Communication is my top all-time tip for any youth who feels the negativity of bullying. Mentors are a positive source and can provide that light youth may feel impossible to see. Talking through the incident with someone can oftentimes give a new perspective and remedy to the situation. I didn't reach out when I was cyber-bullied because I felt humiliated and embarrassed even though I knew I had done nothing wrong. Again, school and friends were my world and that world had been shattered. Never feel ashamed...reach out and talk it out! We are living in a world of instant communication. Safety on all levels is vitally important to youth, however the idea of parents having access to their child's social media accounts is met with great resistance. Teens want their privacy and parents want to protect their kids from the unknown. Here's my suggestion for a great compromise: It's no longer considered "weird" or "lame" for parents to have social media such as Instagram or Facebook. So, by agreeing to allow their parents to follow them on social media, teens are maintaining a certain level of privacy, while also keeping their parents in the loop as well. Oftentimes we reflect our feelings and emotions through social media, so if a teen is suddenly posting sad quotes, or just simply stops posting all together, this could be an alert for parents to ensure that their chid is happy.

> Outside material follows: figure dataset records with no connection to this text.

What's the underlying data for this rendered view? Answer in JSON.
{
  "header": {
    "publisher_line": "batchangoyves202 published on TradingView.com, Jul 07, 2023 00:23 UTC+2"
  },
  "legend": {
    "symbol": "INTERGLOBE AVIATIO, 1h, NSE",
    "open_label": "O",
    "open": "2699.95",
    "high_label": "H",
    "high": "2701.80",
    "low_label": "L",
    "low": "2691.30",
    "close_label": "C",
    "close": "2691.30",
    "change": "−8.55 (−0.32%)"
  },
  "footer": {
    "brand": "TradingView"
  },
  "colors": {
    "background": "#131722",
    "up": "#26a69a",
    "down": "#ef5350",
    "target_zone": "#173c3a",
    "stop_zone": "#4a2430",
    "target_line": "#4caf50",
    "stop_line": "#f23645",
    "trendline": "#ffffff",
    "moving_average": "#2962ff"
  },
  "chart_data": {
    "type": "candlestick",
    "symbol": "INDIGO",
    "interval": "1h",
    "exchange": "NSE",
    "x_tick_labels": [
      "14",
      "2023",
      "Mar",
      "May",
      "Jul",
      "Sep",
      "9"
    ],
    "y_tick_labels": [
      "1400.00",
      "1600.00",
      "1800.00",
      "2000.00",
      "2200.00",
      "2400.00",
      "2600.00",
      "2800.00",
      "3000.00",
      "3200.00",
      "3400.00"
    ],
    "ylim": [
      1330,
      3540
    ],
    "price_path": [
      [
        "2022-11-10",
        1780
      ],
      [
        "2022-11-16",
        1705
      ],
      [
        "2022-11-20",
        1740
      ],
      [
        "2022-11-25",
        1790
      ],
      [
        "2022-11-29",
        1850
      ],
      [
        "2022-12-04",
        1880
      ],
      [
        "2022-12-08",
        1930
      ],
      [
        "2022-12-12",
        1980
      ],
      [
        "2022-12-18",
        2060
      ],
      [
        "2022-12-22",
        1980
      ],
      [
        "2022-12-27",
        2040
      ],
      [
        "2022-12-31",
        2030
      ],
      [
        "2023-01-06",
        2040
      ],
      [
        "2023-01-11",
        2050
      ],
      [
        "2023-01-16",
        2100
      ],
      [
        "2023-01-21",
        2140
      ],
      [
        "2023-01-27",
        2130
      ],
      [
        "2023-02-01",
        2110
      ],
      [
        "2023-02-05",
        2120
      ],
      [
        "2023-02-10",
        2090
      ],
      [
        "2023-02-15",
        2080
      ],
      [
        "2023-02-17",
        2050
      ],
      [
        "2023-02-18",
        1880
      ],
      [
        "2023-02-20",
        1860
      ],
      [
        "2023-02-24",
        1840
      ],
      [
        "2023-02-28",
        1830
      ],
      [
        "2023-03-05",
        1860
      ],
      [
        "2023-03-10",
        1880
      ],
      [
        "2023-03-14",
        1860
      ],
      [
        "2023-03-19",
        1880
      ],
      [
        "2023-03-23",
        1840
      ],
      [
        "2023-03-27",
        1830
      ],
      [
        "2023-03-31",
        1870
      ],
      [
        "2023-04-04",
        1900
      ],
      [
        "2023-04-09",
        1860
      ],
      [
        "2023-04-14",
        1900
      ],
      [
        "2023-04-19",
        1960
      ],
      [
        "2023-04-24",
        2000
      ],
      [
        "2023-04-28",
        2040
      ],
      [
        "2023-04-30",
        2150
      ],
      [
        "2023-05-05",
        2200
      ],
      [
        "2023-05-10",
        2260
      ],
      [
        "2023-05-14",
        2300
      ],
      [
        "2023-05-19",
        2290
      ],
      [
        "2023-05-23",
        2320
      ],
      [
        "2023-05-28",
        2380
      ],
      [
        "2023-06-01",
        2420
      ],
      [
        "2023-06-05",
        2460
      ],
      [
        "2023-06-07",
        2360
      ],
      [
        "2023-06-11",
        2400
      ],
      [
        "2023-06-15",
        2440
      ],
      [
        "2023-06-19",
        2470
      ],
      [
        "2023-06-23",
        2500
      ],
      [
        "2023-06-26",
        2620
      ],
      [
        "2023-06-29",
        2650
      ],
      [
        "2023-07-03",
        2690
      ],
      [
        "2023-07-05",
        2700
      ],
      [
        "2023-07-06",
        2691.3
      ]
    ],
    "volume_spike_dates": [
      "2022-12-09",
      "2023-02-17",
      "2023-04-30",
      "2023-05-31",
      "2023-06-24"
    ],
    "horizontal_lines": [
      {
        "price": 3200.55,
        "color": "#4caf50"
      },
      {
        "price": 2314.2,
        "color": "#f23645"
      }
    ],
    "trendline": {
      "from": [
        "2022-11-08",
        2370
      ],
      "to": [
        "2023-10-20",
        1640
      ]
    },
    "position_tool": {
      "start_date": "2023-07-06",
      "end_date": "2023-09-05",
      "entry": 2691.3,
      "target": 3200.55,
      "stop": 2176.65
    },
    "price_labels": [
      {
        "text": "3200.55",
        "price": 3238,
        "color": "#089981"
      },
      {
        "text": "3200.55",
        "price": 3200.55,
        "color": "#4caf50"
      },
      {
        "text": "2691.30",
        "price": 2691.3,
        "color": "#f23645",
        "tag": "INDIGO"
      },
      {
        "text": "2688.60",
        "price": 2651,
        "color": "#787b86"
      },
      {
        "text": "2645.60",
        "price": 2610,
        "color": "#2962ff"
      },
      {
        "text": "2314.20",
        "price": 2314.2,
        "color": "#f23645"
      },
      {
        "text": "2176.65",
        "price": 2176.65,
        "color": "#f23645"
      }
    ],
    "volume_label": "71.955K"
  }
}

The power of confidence gives youth a positive edge on dealing with negativity. Those who choose to bully many times lack self-esteem and confidence, resulting in feelings of jealousy that turn to hate. Youth that lack attention and/or are bored have a tendency to become a bully. Finding a hobby or passion while surrounding oneself with like-minded friends can play a positive role in a youth's level of confidence and self-esteem.
My generation Z's world of communication has launched to a new galaxy. Further education, empowerment, communication and mentorship will allow us to rock a world gone cyber.